This study from Leiden
University in the Netherlands dealt with changes in health-related
quality of life (HRQOL) and self-esteem in children with idiopathic
short stature (ISS) participating in a study on the effects of growth
hormone (GH) treatment. There were 36 pre-pubertal children who were
randomly assigned to a treatment or to a control group. Children, their
parents and their pediatricians completed a HRQOL and a self-esteem
questionnaire, 3 times in 2 years. The data indicated that children
with ISS did not have lower scores at the start as compared with the
normal population, except for social functioning. The pediatricians
noticed an improvement in HRQOL in the children in the treatment group.

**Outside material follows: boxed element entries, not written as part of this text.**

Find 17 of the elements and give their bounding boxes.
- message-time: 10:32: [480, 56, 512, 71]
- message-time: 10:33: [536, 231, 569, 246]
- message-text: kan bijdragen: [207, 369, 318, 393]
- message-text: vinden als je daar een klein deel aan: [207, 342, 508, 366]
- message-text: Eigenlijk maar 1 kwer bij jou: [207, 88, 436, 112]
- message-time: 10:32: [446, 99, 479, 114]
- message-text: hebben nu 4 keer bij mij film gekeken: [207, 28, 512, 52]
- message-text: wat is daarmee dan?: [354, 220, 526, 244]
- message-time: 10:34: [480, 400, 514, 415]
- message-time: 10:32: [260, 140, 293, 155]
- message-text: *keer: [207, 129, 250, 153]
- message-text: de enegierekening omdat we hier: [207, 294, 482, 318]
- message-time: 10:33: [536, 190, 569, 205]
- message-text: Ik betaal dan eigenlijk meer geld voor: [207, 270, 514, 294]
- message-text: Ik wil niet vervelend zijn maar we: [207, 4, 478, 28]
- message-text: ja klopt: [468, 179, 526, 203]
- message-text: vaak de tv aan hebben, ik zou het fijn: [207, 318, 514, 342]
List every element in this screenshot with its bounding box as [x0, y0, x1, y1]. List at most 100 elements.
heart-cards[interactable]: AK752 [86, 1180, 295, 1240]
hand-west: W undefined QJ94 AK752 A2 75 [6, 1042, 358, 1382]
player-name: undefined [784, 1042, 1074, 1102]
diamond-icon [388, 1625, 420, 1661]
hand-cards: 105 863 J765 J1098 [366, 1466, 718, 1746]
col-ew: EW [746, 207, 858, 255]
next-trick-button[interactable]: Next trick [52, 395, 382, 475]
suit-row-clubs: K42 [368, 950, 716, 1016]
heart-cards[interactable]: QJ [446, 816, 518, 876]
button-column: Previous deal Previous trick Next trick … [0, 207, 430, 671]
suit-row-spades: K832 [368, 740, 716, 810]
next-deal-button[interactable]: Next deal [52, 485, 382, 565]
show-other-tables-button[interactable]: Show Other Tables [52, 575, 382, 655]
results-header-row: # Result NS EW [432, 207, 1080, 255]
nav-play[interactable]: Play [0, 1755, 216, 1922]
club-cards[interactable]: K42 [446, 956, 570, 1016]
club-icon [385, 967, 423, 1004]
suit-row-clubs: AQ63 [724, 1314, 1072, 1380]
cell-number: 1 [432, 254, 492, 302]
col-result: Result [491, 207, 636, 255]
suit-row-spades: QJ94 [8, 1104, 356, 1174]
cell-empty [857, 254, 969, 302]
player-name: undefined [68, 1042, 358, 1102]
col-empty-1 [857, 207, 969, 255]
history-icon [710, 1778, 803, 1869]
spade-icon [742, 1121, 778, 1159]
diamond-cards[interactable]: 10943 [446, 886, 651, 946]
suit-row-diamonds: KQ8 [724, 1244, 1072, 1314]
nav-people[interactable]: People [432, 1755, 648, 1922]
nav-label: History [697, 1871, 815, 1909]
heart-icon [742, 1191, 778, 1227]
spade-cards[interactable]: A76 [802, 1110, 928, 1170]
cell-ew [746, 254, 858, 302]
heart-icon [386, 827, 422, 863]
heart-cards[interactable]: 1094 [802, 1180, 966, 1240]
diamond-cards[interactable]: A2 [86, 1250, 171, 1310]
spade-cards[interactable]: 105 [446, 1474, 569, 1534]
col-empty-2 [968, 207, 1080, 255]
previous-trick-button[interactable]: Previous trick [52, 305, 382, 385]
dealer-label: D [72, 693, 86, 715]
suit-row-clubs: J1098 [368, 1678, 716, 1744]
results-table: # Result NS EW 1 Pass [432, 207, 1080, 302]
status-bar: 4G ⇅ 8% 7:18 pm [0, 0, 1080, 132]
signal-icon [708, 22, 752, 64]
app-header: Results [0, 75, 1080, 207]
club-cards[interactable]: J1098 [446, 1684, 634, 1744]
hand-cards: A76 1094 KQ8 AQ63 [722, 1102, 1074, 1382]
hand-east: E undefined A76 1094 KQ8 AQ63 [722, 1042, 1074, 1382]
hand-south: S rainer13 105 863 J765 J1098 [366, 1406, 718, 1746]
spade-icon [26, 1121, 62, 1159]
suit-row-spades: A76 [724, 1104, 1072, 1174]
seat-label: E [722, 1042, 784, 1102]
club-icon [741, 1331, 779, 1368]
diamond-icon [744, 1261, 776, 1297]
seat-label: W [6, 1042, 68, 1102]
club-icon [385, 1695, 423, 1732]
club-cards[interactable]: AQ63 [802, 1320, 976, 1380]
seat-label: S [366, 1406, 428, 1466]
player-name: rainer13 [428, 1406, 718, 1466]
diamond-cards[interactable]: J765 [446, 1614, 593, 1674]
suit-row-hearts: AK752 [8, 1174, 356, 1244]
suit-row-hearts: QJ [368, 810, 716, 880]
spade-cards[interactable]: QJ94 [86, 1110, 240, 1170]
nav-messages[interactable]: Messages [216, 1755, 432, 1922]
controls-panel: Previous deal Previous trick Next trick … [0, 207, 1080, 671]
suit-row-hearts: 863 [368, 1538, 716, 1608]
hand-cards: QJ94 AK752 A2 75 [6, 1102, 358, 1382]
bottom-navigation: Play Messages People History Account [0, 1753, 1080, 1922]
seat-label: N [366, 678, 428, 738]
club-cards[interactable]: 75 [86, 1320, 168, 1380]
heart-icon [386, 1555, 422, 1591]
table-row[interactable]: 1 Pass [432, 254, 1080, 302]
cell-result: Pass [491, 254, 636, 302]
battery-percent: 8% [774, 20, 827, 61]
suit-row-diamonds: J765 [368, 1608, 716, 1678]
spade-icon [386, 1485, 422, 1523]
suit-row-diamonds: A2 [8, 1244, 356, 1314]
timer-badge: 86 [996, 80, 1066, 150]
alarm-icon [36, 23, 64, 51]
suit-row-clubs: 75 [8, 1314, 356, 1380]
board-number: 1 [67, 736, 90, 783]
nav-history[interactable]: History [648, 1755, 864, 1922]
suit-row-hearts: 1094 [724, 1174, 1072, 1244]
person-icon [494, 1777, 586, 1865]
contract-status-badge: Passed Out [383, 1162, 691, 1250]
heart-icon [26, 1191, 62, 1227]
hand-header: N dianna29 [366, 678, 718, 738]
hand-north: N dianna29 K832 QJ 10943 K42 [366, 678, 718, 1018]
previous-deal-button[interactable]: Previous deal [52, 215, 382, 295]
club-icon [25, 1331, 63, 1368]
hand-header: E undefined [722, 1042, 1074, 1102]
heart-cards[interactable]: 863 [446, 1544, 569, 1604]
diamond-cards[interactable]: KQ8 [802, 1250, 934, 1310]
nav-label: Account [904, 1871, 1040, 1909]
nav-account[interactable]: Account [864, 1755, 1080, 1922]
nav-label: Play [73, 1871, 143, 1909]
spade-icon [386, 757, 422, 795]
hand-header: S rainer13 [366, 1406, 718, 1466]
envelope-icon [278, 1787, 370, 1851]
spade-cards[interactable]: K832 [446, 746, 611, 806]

Those in the treatment group did grow significantly more than those in
the control group. However, the parents and the children being treated
reported no change in HRQOL. Indeed, in some instances they reported
being worse than before. The child’s
satisfaction with height was more related to HRQOL than was measured
height. The authors concluded
that the assumption that growth hormone treatment improves HRQOL or
self-esteem in children with short stature could not be supported by
this study.
First Editor’s
Comments:
It is widely assumed that short stature may be a handicap and that this
condition may result in psychosocial problems, such as ridicule, and
mascotism. Indeed, short people might be
victims of discrimination and prejudice, often referred to as “heightism”.
For that reason, many have opted to receive GH with the intent to
accelerate growth and improve the final adult height, and in that way
improve their psychosocial status. The response to GH treatment in
these children appears to be modest, resulting in a possible gain in
final height of 5–9 cm, after many years of treatment. However, few
studies have approached the concept of HRQOL as an outcome measure of
this treatment. In this study, children with a height of more than two
standard deviations below the mean for age and sex, who were not GH
deficient, were found to have appropriate HRQOL and self-esteem, and did
not show improvements after GH treatment. The parent’s opinion about
their social competence after treatment was also not changed. Of
interest was the lack of agreement between the informants, who were the
patients and parents, with the pediatrician’s perception of the effects
on quality of life after GH. The relationship between stature, growth,
HRQOL and self-esteem might be determined by the expectations of the
participants rather than by the improvements in growth. These children,
as well as their parents, might have had unrealistic expectations and,
therefore, not be satisfied with the treatment, despite improved
standard deviation scores for height. Therefore, when we undertake
treatment of a non-growth hormone deficient short child, we should
consider aspects other than height. GH treatment should not be initiated
just because the child is short. An interesting editorial accompanied
this article and was written by Basil J. Zitelli in the same issue of
the journal, and the reader is encouraged to review that as well. (Journal
of Pediatrics 2002;140:493-495).
Fima
Lifshitz, MD
Second Editor’s
Comment:
Dr. Zitelli in his commentary points out with emphasis that offering
children and parents therapy for short stature raises expectations of
success. Motivation to be included in GH trials frequently involved the
hope of gaining height, yet if expectations were not met through
therapy, poor self-esteem and parental anxiety and disappointment were
acutely felt by the child. With the variability and unpredictability of
results for any particular child, GH therapy becomes an intervention
that may be more detrimental than the original complaint of short
stature.
Investigators have added another layer of therapy to enhance growth. To
delay epiphyseal fusion, gonadotropin releasing hormone agonists have
been added to GH treatment regimens. This may potentially compound the
iatrogenically introduced fear in the normal short child of being
abnormal or affected with a disease that requires 2 medications to
treat.
The last issue (GGH 2002 Vol 18:3) has an abstract and commentary
regarding the use of LHRHa in advanced
puberty. The conclusion of the authors was “these data suggest that
advanced puberty (as differentiated from sexual precocity defined as
sexual development in girls before the age of 8 years and boys below 9
years) decreases the growth potential by about 5 cm and that
GnRHa therapy does not prevent this”.